There’s also a gardener called Felipe who looks suspiciously like he’s wearing makeup to make him look more Mexican and he has a grandma who looks suspiciously like Felipe in old lady makeup that made me feel sick. Made me feel more sick, I should say. Anyway, Jill’s only meant to come for four days but then suddenly Jill is here for ages and if she stays any longer she’ll have to come on the family cruise at New Year’s! NO JILL NO NO NO GOD NO NOT MORE JILL SHE’S SO GROSS LOOK AT HER PIT STAINS NO JILL.

That is essentially the plot of this film. And by plot I mean a series of random and seemingly unconnected events. It’s more like a collection of the laziest, unfunniest and most self-indulgent sketches you could imagine, occasionally featuring the odd celebrity cameo (Johnny Depp, John McEnroe, that guy from the Sham Wow adverts).

But then there’s Al Pacino. Playing himself.

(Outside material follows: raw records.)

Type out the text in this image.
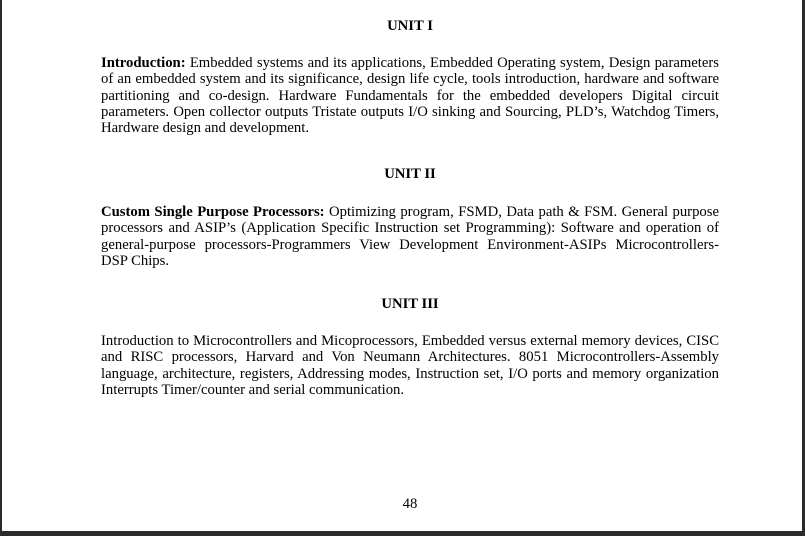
UNIT I

Introduction: Embedded systems and its applications, Embedded Operating system, Design parameters of an embedded system and its significance, design life cycle, tools introduction, hardware and software partitioning and co-design. Hardware Fundamentals for the embedded developers Digital circuit parameters. Open collector outputs Tristate outputs I/O sinking and Sourcing, PLD’s, Watchdog Timers, Hardware design and development.

UNIT II

Custom Single Purpose Processors: Optimizing program, FSMD, Data path & FSM. General purpose processors and ASIP’s (Application Specific Instruction set Programming): Software and operation of general-purpose processors-Programmers View Development Environment-ASIPs Microcontrollers- DSP Chips.

UNIT III

Introduction to Microcontrollers and Micoprocessors, Embedded versus external memory devices, CISC and RISC processors, Harvard and Von Neumann Architectures. 8051 Microcontrollers-Assembly language, architecture, registers, Addressing modes, Instruction set, I/O ports and memory organization Interrupts Timer/counter and serial communication.

48
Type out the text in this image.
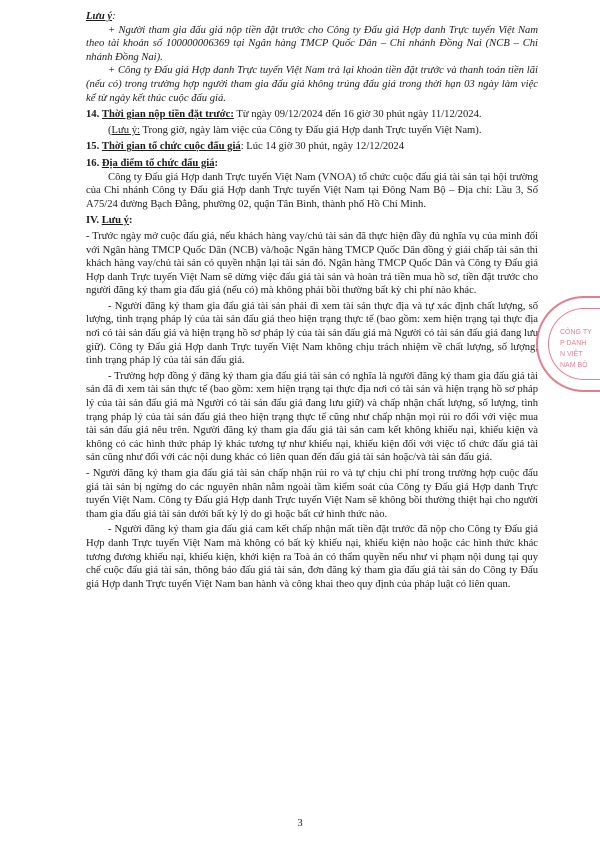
Lưu ý:

+ Người tham gia đấu giá nộp tiền đặt trước cho Công ty Đấu giá Hợp danh Trực tuyến Việt Nam theo tài khoản số 100000006369 tại Ngân hàng TMCP Quốc Dân – Chi nhánh Đồng Nai (NCB – Chi nhánh Đồng Nai).

+ Công ty Đấu giá Hợp danh Trực tuyến Việt Nam trả lại khoản tiền đặt trước và thanh toán tiền lãi (nếu có) trong trường hợp người tham gia đấu giá không trúng đấu giá trong thời hạn 03 ngày làm việc kể từ ngày kết thúc cuộc đấu giá.

14. Thời gian nộp tiền đặt trước: Từ ngày 09/12/2024 đến 16 giờ 30 phút ngày 11/12/2024.

(Lưu ý: Trong giờ, ngày làm việc của Công ty Đấu giá Hợp danh Trực tuyến Việt Nam).

15. Thời gian tổ chức cuộc đấu giá: Lúc 14 giờ 30 phút, ngày 12/12/2024

16. Địa điểm tổ chức đấu giá:

Công ty Đấu giá Hợp danh Trực tuyến Việt Nam (VNOA) tổ chức cuộc đấu giá tài sản tại hội trường của Chi nhánh Công ty Đấu giá Hợp danh Trực tuyến Việt Nam tại Đông Nam Bộ – Địa chỉ: Lầu 3, Số A75/24 đường Bạch Đằng, phường 02, quận Tân Bình, thành phố Hồ Chí Minh.

IV. Lưu ý:

- Trước ngày mở cuộc đấu giá, nếu khách hàng vay/chủ tài sản đã thực hiện đầy đủ nghĩa vụ của mình đối với Ngân hàng TMCP Quốc Dân (NCB) và/hoặc Ngân hàng TMCP Quốc Dân đồng ý giải chấp tài sản thì khách hàng vay/chủ tài sản có quyền nhận lại tài sản đó. Ngân hàng TMCP Quốc Dân và Công ty Đấu giá Hợp danh Trực tuyến Việt Nam sẽ dừng việc đấu giá tài sản và hoàn trả tiền mua hồ sơ, tiền đặt trước cho người đăng ký tham gia đấu giá (nếu có) mà không phải bồi thường bất kỳ chi phí nào khác.

- Người đăng ký tham gia đấu giá tài sản phải đi xem tài sản thực địa và tự xác định chất lượng, số lượng, tình trạng pháp lý của tài sản đấu giá theo hiện trạng thực tế (bao gồm: xem hiện trạng tại thực địa nơi có tài sản đấu giá và hiện trạng hồ sơ pháp lý của tài sản đấu giá mà Người có tài sản đấu giá đang lưu giữ). Công ty Đấu giá Hợp danh Trực tuyến Việt Nam không chịu trách nhiệm về chất lượng, số lượng, tình trạng pháp lý của tài sản đấu giá.

- Trường hợp đồng ý đăng ký tham gia đấu giá tài sản có nghĩa là người đăng ký tham gia đấu giá tài sản đã đi xem tài sản thực tế (bao gồm: xem hiện trạng tại thực địa nơi có tài sản và hiện trạng hồ sơ pháp lý của tài sản đấu giá mà Người có tài sản đấu giá đang lưu giữ) và chấp nhận chất lượng, số lượng, tình trạng pháp lý của tài sản đấu giá theo hiện trạng thực tế cũng như chấp nhận mọi rủi ro đối với việc mua tài sản đấu giá nêu trên. Người đăng ký tham gia đấu giá tài sản cam kết không khiếu nại, khiếu kiện và không có các hình thức pháp lý khác tương tự như khiếu nại, khiếu kiện đối với việc tổ chức đấu giá tài sản cũng như đối với các nội dung khác có liên quan đến đấu giá tài sản hoặc/và tài sản đấu giá.

- Người đăng ký tham gia đấu giá tài sản chấp nhận rủi ro và tự chịu chi phí trong trường hợp cuộc đấu giá tài sản bị ngừng do các nguyên nhân nằm ngoài tầm kiểm soát của Công ty Đấu giá Hợp danh Trực tuyến Việt Nam. Công ty Đấu giá Hợp danh Trực tuyến Việt Nam sẽ không bồi thường thiệt hại cho người tham gia đấu giá tài sản dưới bất kỳ lý do gì hoặc bất cứ hình thức nào.

- Người đăng ký tham gia đấu giá cam kết chấp nhận mất tiền đặt trước đã nộp cho Công ty Đấu giá Hợp danh Trực tuyến Việt Nam mà không có bất kỳ khiếu nại, khiếu kiện nào hoặc các hình thức khác tương đương khiếu nại, khiếu kiện, khởi kiện ra Toà án có thẩm quyền nếu như vi phạm nội dung tại quy chế cuộc đấu giá tài sản, thông báo đấu giá tài sản, đơn đăng ký tham gia đấu giá tài sản do Công ty Đấu giá Hợp danh Trực tuyến Việt Nam ban hành và công khai theo quy định của pháp luật có liên quan.

CÔNG TY
P DANH
N VIỆT
NAM BỘ
3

Falling in love with Jill because she “reminds him of the Bronx”. And let me make this clear to you. Al Pacino is glorious in this film. He’s radiant. He is SHAM WOW in Jack and Jill. Watching him in the midst of seventy Adam Sandlers (it felt like seventy at the very least) is like discovering a special kind of dip at a mediocre buffet that you keep returning to, asking everyone else at the party who made it because it doesn’t taste shop bought. In fact, Pacino is so convincing – playing a version of himself that is going off the rails – that it’s hard to believe he even knows he’s in this film.

So just imagine this: Adam Sandler rolls out of his bed one morning and decides to pitch Jack and Jill to the Hollywood fatcats for a funny joke. “That sounds perfect, Adam!” they say, “But it needs more Al Pacino”. Adam Sandler is shocked but he thinks what the hell, let’s do it. Only he can’t bothered to pay Al Pacino because he’s saving up for a life size gold statue of himself. So, instead, Adam Sandler dresses up as a woman and bases an entire film around the REAL Al Pacino, hiding the camera in bushes, getting Johnny Depp to play along, getting the guy from the Sham Wow adverts involved for the sake of verisimilitude etc. so that the whole time Al Pacino is just living his life, unknowingly the subject of an Adam Sandler comedy. And just when they think they’re getting away with it, BOOM! Al Pacino falls in love with Adam Sandler dressed as a woman.

That is the only possible explanation for this film.